NB: Holy buckets: tracked down a story about ANIMAL RIGHTS lady. I guess, if you were just out to scam people, that’d be a reason for brushing off anyone who asked.

3 Comments

  1. I thank you from the bottom of my heart for writing this, YiShun.

    I think the question of ignoring vs. educating has become exponentially more prevalent in the digital age. As a writer who often publishes her opinions online, I’m actually surprised I haven’t had to deal with the dilemma more frequently than I have.

    On the one hand, part of me wants to turn a blind eye. I hear a chorus of “Life is too short for that kind of nonsense” in my head. But, as you so rightly point out, how can we ever hope to clear up the nonsense if we aren’t willing to do our part by having the conversation?

    On the other hand, I sometimes have to bite my tongue to keep from whiplashing the arrogant and the cruel. (Thank goodness for the “distance” created when interfacing via a screen.) I have an overgrown sense of justice that often causes me to get involved in fights that aren’t necessarily mine.

    Ultimately, I strive to find the sane middle ground between those two extremes. I hope that I can maintain my perspective (and not get sucked up into every two-bit online argument I come across) while not abdicating my responsibility as a human being to try to make the world a better place when I have the opportunity.

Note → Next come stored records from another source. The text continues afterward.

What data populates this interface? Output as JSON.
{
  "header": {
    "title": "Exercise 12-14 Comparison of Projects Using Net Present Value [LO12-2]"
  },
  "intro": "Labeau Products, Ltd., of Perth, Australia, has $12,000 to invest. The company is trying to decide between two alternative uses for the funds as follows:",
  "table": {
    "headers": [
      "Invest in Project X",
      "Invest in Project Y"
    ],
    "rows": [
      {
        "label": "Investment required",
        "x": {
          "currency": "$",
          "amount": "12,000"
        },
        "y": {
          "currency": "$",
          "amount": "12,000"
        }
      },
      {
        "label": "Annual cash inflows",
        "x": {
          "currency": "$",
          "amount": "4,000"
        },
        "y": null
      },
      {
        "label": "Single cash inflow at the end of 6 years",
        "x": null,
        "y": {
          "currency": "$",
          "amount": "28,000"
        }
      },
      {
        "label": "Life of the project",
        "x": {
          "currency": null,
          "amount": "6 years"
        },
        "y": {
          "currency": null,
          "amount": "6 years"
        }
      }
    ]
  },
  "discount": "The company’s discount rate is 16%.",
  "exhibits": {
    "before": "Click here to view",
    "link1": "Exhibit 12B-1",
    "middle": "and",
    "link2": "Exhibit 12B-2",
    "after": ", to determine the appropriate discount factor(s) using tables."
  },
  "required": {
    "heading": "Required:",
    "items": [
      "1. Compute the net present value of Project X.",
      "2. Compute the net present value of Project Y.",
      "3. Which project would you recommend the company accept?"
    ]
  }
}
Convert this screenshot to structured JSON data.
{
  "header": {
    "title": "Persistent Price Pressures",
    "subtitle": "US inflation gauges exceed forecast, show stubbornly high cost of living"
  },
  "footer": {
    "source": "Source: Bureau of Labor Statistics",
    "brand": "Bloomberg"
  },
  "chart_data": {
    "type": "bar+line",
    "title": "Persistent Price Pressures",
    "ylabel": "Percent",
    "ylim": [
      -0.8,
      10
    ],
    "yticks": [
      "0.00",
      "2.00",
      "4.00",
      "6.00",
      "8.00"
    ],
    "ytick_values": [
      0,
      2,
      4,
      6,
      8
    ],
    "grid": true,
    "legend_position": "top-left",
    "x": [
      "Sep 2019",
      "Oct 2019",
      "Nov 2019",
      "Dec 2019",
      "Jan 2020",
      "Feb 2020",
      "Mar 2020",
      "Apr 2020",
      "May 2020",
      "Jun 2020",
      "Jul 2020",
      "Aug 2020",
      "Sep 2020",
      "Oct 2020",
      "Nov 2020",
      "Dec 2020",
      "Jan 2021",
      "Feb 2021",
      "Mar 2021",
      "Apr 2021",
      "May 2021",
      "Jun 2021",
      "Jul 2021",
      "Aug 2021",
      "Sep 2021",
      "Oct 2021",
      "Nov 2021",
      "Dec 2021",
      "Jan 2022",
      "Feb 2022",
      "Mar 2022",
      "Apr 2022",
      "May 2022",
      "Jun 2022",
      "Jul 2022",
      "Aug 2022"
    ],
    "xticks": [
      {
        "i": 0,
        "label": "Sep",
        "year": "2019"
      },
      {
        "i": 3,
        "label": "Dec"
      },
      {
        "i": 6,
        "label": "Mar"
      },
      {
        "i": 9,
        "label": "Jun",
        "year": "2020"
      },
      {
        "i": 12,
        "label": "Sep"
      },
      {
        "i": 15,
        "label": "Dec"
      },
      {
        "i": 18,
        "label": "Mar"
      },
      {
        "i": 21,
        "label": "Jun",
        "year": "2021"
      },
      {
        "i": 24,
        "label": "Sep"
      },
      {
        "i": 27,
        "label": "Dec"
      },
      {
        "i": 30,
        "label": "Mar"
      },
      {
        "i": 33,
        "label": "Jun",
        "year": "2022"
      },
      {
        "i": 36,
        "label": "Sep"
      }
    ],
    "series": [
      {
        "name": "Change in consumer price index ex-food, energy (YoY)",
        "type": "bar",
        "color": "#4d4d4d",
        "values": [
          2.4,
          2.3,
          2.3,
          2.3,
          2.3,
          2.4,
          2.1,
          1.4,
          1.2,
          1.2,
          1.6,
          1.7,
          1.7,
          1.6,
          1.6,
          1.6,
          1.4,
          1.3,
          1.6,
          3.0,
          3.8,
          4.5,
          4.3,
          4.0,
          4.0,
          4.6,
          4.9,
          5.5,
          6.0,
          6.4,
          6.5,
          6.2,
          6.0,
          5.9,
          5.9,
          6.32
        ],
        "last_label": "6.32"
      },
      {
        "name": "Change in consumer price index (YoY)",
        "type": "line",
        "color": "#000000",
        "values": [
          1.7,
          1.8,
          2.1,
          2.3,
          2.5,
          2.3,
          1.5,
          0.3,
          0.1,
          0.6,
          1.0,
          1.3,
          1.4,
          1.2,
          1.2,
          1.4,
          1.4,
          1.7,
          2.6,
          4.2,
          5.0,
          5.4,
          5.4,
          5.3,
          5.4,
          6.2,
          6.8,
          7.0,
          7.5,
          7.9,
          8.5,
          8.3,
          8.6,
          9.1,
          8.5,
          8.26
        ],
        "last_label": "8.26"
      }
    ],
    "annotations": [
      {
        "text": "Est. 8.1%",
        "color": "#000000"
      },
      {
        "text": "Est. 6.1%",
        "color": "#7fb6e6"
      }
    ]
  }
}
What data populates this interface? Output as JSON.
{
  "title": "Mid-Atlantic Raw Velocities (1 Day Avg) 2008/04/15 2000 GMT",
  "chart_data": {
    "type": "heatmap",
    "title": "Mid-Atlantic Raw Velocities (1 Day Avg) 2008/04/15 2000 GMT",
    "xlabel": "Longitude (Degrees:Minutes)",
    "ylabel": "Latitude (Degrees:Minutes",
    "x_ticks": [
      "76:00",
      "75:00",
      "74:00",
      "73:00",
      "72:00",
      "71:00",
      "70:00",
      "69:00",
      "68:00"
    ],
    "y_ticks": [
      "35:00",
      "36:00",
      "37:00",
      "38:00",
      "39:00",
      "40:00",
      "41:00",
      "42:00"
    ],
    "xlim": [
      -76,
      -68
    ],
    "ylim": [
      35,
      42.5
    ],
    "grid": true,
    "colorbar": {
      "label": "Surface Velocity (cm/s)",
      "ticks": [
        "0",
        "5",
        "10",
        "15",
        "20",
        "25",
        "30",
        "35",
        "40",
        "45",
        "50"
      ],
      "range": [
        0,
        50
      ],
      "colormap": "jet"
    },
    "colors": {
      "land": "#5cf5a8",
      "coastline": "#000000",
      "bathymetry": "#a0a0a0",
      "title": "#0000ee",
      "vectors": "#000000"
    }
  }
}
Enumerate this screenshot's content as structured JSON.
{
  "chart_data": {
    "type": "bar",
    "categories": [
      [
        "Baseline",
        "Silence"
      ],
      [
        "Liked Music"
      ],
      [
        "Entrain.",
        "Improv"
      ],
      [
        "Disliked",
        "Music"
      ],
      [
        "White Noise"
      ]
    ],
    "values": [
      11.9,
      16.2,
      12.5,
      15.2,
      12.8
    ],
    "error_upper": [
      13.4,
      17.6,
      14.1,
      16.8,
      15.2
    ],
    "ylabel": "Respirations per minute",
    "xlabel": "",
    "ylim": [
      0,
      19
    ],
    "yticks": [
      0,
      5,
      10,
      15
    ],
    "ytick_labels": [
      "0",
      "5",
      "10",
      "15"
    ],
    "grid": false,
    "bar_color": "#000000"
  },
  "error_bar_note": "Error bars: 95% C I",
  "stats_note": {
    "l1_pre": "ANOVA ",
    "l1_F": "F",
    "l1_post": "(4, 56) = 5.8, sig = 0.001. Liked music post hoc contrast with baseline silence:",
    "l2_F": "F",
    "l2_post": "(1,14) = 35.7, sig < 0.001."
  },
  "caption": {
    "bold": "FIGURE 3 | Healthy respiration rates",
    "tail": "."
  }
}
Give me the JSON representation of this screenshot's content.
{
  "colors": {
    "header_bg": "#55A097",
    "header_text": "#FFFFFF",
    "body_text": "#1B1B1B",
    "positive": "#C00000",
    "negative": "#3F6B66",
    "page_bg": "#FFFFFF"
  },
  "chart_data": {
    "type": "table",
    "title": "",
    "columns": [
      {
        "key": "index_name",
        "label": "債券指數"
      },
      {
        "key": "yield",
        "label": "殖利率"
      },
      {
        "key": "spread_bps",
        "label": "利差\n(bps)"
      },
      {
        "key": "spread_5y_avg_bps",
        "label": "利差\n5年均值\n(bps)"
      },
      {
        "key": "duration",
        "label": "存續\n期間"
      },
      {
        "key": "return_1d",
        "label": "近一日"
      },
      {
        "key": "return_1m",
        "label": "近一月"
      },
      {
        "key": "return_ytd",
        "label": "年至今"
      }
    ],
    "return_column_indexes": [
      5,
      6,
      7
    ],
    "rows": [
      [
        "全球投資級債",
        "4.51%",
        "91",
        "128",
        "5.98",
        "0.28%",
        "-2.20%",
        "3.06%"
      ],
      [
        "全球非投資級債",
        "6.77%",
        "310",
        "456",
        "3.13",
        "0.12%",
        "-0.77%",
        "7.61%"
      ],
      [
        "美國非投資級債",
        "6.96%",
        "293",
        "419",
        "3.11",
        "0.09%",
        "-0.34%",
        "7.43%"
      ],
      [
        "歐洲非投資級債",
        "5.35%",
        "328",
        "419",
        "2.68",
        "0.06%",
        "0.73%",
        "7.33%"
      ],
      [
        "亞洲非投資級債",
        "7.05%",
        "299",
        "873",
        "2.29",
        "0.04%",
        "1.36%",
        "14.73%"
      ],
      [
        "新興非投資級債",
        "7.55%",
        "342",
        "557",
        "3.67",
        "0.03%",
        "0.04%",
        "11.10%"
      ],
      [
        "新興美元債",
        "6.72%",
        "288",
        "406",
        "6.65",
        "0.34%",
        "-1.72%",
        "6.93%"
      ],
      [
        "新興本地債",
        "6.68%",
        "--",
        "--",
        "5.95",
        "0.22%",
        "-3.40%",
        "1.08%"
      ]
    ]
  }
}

    As writers who put our words out into the world and, in the case of blog posts, invite commentary, we have more responsibility than most to engage in the conversation. We don’t need to entertain every dissenter (or ANY trolls), but I do feel a sense of needing to finish what I start.

    Anyway – thanks again for this, and for helping me sort out my feelings about this particular case. You’re the best!

  2. RANT ALERT: I am personally passionate about many things; and feel I’m a fairly well informed human. I have to stop myself from “sharing my passion” a bit too much sometimes. But truly I don’t understand the willful ignorance that many in my sphere content themselves with. I get that “bandwidth” is an issue; I have that too but the degree to which “people” choose not to know about the world around them frustrates and scares me. Not to know about the food you eat, about the vote you cast, about why the place you choose to take your vacation is there and what makes there THERE. I want to know all those things, so I can make an informed decision or choice. And is it wrong for me to want others to know this too? To want others to care? To BE BOTHERED. ABOUT. THINGS. THAT. REALLY . MATTER!!!!?? Because the things and issues “we” seem to elevate really don’t…..We’re going to get so many, too many things the collective we REALLY DON’T want because we don’t care enough to be bothered to really know in the first place. YOU Yi Shun, seem to care and your friend Jamie too. Don’t let the willfully ignorant asshats make you feel otherwise. My family, my blood family call me “Infobooth” and they mean it in a teasing way. Some of us need, have to know… and we will be ready when the asshats shut up. 5 cents please.